Structure of the neurotensin receptor 1 in complex with β-arrestin 1.

Abstract

Arrestin proteins bind to active, phosphorylated G protein coupled receptors (GPCRs), thereby preventing G protein coupling, triggering receptor internalization, and affecting various downstream signaling pathways1,2. While there exists a wealth of structural information delineating the interactions between GPCRs and G proteins, less is known about how arrestins engage GPCRs. Here we report a cryoEM structure of full-length human neurotensin receptor 1 (NTSR1) in complex with truncated human β-arrestin 1 (βarr1ΔCT).
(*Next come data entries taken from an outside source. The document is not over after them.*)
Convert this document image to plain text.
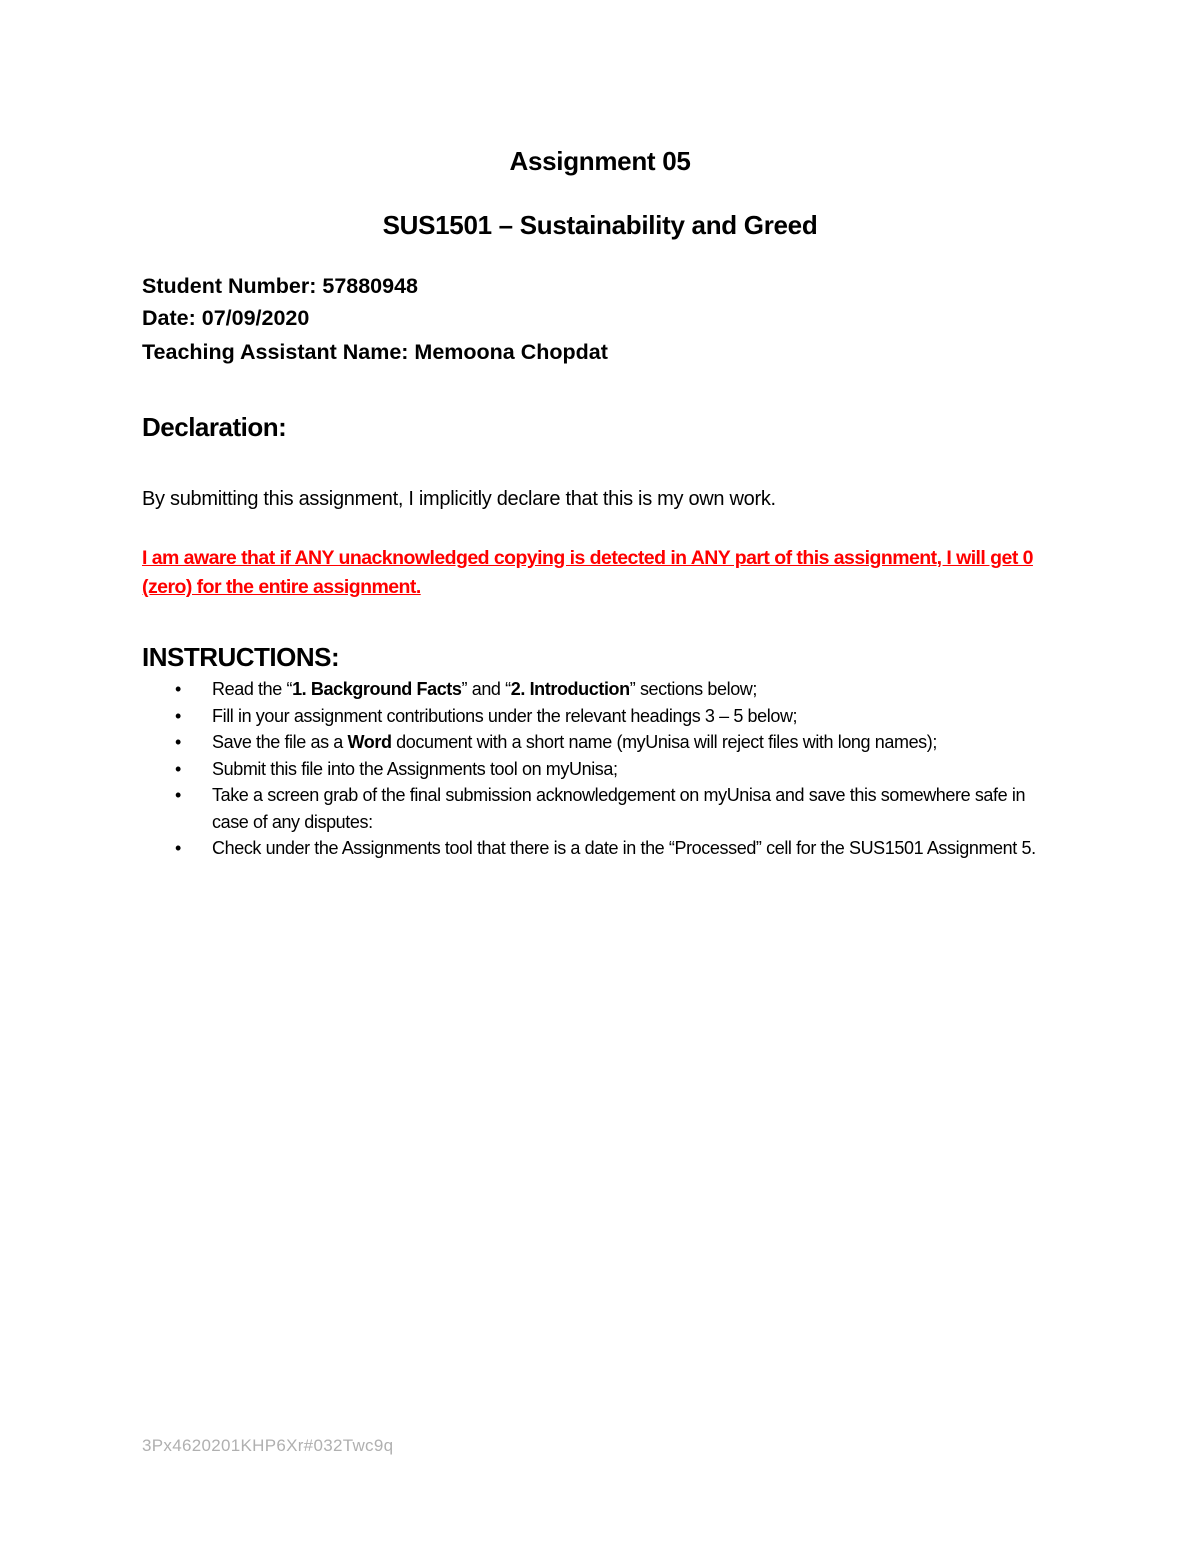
Assignment 05
SUS1501 – Sustainability and Greed
Student Number: 57880948
Date: 07/09/2020
Teaching Assistant Name: Memoona Chopdat
Declaration:
By submitting this assignment, I implicitly declare that this is my own work.
I am aware that if ANY unacknowledged copying is detected in ANY part of this assignment, I will get 0 (zero) for the entire assignment.
INSTRUCTIONS:
• Read the “1. Background Facts” and “2. Introduction” sections below;
• Fill in your assignment contributions under the relevant headings 3 – 5 below;
• Save the file as a Word document with a short name (myUnisa will reject files with long names);
• Submit this file into the Assignments tool on myUnisa;
• Take a screen grab of the final submission acknowledgement on myUnisa and save this somewhere safe in case of any disputes:
• Check under the Assignments tool that there is a date in the “Processed” cell for the SUS1501 Assignment 5.
3Px4620201KHP6Xr#032Twc9q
We found that phosphorylation of NTSR1 was critical for obtaining a stable complex with βarr1ΔCT, and identified phosphorylated sites in both the third intracellular loop and the C-terminus that may promote this interaction. In addition, we observed a phosphatidylinositol-4,5-bisphosphate (PI(4,5)P2) molecule forming a bridge between the membrane side of NTSR1 transmembrane segments 1 and 4 and the C-lobe of arrestin. Compared to a structure of rhodopsin-arrestin-1, our structure displays an ~85° rotation of arrestin relative to the receptor. These findings highlight both conserved aspects but also the plasticity of arrestin-receptor interactions.